Obsectio


"No he muerto, ni estoy vivo, juzga por ti mismo, si tienes la flor de la inteligencia, lo que de mí fue, pues no estoy muerto ni vivo.”
(Dante, Divina Comedia, Infierno, Canto XXXIV)


Mis pensamientos se entremezclan con cada paso como una baraja de naipes sujetos a los caprichos de una garra cruel. Los tetraedros se multiplican en mi cabeza.
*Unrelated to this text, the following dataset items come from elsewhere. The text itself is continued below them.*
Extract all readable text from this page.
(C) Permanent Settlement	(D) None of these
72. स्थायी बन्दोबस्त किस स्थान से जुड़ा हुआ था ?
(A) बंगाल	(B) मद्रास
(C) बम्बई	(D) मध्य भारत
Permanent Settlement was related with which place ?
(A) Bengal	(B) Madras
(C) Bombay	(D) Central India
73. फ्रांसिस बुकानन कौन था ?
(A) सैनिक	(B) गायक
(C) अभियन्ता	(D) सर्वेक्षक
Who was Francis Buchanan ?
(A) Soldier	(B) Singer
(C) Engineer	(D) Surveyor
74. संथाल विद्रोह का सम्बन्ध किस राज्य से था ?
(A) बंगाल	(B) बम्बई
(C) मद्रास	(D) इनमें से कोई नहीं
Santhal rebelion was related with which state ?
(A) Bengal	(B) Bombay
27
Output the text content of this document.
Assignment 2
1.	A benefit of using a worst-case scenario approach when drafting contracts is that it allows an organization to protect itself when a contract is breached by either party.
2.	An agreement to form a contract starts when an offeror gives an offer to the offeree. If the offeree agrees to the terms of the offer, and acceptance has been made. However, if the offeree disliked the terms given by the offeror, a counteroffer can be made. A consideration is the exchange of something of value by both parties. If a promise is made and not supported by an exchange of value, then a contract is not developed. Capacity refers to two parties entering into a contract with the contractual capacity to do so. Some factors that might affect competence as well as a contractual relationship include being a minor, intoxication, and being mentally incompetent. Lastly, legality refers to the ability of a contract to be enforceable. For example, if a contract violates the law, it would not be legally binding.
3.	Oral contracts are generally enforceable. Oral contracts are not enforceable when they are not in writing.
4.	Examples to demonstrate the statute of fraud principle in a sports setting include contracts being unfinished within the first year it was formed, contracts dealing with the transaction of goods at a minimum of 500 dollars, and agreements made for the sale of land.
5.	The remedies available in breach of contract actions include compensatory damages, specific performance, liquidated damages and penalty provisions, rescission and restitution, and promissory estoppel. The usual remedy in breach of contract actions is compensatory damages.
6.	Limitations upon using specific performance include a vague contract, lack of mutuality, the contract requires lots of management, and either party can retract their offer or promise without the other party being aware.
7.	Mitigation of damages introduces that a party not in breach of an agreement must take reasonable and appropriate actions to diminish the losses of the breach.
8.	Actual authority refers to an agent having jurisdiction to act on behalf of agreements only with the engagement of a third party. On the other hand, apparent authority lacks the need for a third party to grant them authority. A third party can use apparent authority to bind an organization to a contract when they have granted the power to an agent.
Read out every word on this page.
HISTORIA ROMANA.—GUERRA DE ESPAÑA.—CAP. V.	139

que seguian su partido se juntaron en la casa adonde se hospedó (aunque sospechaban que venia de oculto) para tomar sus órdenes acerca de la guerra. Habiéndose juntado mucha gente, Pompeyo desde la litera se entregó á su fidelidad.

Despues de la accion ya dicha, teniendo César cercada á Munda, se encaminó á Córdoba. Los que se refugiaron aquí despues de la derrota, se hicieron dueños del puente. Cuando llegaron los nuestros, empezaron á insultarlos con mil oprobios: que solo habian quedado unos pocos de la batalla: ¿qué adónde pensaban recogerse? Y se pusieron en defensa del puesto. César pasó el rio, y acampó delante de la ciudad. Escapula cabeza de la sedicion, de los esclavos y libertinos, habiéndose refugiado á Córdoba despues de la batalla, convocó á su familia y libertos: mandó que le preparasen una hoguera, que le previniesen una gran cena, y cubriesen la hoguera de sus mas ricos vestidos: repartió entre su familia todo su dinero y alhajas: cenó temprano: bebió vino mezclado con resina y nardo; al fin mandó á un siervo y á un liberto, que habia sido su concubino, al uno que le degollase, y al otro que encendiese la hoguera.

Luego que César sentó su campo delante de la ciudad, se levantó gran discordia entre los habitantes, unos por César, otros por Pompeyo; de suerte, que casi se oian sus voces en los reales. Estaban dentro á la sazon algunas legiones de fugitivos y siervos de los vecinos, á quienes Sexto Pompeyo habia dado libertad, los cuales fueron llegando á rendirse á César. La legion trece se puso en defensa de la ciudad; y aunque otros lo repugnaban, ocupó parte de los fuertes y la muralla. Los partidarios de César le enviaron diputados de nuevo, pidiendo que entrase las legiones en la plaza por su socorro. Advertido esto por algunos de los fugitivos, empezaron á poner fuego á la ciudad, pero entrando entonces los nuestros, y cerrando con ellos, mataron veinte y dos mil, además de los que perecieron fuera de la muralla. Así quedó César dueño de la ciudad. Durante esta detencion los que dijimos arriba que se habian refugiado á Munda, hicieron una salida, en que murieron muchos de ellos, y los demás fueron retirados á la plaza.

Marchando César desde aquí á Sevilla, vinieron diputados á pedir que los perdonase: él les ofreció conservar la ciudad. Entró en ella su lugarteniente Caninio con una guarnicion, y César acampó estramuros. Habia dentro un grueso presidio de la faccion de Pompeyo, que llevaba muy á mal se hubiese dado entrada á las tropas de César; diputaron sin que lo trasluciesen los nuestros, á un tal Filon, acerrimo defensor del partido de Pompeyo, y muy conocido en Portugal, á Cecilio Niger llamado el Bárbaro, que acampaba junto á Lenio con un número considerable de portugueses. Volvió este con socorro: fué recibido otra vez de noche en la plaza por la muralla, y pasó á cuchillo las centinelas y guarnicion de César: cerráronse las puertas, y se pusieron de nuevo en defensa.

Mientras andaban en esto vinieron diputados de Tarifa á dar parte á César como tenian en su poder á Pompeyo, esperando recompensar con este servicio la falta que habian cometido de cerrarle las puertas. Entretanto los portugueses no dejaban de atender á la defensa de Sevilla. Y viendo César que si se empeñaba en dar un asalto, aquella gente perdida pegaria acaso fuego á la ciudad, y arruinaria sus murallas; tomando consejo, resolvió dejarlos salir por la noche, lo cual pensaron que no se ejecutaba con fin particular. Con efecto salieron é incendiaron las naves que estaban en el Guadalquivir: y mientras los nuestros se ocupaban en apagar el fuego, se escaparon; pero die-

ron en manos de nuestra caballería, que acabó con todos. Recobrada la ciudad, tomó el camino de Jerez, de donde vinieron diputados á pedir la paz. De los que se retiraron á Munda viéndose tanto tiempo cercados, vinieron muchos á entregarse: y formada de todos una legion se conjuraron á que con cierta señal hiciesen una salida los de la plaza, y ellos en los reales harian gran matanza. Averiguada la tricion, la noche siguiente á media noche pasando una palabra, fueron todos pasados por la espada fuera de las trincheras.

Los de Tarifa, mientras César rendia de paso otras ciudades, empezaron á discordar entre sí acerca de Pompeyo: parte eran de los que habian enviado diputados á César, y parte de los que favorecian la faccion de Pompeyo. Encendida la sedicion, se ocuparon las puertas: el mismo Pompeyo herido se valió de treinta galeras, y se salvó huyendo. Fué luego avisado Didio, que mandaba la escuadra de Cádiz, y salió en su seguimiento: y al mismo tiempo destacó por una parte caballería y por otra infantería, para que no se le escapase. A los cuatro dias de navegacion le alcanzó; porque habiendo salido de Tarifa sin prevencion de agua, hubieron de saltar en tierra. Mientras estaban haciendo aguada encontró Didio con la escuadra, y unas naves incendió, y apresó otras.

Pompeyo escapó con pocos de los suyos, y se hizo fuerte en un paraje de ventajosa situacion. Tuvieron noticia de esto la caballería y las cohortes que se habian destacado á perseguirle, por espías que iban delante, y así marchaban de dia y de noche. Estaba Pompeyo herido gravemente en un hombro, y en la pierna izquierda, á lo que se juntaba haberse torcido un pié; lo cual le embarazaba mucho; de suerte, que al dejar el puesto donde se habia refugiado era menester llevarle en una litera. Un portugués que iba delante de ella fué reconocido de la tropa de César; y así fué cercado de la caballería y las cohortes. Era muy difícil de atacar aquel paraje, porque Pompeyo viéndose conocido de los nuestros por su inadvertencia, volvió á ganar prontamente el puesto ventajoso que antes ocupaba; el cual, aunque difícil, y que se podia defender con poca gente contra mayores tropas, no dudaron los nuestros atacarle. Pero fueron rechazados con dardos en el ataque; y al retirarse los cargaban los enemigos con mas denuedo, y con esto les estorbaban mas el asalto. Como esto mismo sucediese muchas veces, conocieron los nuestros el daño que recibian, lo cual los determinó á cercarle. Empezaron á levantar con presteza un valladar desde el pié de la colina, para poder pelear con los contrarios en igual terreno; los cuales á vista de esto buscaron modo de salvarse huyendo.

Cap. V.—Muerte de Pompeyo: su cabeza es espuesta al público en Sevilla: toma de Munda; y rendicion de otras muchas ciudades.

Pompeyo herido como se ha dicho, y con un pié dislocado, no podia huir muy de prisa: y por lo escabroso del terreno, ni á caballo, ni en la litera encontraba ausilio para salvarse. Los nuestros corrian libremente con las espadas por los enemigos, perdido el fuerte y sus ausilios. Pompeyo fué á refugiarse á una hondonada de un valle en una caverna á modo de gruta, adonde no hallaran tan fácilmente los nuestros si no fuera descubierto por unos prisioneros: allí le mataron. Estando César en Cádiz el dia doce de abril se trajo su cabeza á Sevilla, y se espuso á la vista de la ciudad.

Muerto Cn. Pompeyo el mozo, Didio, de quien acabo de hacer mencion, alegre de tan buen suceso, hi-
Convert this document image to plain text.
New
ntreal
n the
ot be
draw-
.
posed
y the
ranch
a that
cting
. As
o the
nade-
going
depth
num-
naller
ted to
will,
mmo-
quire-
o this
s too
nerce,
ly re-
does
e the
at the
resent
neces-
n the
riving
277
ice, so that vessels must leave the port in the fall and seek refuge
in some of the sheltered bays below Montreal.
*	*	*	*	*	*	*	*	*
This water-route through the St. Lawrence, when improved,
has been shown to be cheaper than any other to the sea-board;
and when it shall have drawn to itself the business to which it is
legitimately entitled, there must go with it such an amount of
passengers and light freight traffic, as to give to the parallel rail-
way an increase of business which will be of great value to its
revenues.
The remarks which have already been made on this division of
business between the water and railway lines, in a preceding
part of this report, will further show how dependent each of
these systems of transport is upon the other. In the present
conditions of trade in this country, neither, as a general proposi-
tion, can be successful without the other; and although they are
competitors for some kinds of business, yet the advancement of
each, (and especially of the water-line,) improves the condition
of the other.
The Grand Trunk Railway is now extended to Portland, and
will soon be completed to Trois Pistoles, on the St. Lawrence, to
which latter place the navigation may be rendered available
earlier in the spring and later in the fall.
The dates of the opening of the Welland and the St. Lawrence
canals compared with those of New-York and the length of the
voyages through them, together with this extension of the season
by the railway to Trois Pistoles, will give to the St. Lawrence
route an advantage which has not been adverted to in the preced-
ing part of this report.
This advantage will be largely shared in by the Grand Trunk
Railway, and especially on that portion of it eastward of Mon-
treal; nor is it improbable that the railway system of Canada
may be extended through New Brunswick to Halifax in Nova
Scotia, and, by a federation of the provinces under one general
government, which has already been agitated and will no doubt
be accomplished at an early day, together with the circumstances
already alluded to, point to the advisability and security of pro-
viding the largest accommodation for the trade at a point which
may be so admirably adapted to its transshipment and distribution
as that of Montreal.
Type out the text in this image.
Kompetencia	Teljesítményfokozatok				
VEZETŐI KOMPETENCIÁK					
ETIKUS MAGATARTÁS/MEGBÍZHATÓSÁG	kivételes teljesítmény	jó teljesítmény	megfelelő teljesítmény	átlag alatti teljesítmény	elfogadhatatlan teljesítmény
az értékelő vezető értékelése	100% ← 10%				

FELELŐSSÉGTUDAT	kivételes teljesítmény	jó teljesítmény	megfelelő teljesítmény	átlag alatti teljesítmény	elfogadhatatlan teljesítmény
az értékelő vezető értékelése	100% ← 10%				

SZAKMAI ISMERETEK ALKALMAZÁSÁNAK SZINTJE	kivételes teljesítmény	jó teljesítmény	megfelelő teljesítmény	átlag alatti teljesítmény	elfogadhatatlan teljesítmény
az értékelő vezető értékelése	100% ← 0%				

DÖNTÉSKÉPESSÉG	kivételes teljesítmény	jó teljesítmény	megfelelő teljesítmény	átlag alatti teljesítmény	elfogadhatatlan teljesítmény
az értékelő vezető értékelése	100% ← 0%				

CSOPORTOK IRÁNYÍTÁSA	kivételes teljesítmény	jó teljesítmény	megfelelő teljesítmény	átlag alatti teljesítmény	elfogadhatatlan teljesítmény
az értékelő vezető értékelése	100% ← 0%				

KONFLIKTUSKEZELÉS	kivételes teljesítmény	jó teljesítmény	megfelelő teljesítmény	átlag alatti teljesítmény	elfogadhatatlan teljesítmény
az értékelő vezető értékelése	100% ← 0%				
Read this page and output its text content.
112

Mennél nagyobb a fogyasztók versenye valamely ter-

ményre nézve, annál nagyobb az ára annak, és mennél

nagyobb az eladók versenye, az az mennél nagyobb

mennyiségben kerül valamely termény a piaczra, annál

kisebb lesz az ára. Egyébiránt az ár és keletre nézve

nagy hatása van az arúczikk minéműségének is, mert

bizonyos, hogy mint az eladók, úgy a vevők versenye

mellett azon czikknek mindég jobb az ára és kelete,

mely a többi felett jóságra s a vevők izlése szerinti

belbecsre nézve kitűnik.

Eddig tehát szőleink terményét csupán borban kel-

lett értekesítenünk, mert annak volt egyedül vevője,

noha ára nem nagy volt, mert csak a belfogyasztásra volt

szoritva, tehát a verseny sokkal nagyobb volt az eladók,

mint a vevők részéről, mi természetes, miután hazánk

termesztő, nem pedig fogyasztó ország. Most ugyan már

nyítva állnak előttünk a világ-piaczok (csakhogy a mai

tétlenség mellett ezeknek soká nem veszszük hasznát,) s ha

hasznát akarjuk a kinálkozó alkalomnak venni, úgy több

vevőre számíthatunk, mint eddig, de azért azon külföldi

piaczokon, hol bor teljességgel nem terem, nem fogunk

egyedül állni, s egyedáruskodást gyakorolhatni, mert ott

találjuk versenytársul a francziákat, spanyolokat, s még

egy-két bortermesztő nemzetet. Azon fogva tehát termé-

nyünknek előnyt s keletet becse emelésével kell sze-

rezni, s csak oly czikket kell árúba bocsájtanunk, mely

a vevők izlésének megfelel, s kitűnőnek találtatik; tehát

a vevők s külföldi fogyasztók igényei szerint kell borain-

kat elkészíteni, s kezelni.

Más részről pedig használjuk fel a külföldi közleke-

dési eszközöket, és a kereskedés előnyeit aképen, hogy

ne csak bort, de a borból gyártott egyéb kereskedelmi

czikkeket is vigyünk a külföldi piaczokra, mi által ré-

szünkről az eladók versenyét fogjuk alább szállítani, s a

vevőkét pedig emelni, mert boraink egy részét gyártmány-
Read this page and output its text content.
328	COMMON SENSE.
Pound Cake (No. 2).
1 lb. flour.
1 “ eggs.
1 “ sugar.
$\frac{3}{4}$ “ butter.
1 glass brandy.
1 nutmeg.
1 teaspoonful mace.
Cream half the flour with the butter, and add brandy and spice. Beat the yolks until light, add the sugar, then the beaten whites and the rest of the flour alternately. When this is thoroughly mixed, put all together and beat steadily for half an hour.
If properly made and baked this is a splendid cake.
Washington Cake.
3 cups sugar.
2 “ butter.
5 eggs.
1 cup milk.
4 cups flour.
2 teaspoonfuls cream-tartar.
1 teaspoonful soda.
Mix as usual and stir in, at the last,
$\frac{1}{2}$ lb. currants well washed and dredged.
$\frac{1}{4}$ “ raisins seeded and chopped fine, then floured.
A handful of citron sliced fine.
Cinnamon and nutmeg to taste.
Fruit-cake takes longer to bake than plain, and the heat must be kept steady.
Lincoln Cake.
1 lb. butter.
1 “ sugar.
Mi lengua de fuego moldea el aire y trae consigo la cognición inmortal, mas mis oídos no comprenden su lenguaje; esto es alquimia, es la verdad. Un túnel de luz -luz iracunda y macabra- opaca la belleza de la oscuridad. La muerte acaricia mi pecho con su mano etérea y hunde sus dedos en mi corazón. El viento abre mi cabeza y deja mi mente en libertad. Mis recuerdos se presentan todos por última vez, luego se subliman como el vapor, despiertan y me olvidan. Del otro lado despierto yo: recuerdo haber soñado con un día poder despertar y ver que todo era como lo soñaba; pero ya no recuerdo qué soñé... Una mano escribe. Es mi mano. Es mi mano, pero no soy yo quien escribe. Alguien más prescribe su saber. Sólo soy testigo de eso. Tal vez mi mano cobró vida propia; tal vez la locura al fin me ha alcanzado, al fin me ha alcanzado. Tal vez... tal vez esté muerto y sólo mi mano cansada siga con vida, se rehúse a morir. No son mis pensamientos los que cifra, ni son los sentimientos de mi alma -¡son suyos!-. Soy sólo (ahora lo sé) una mano escribiendo, ignorando que su amo ha muerto ya. Él sabía que tarde o temprano ocurriría, pero jamás imaginó que su mano viviría para contarlo.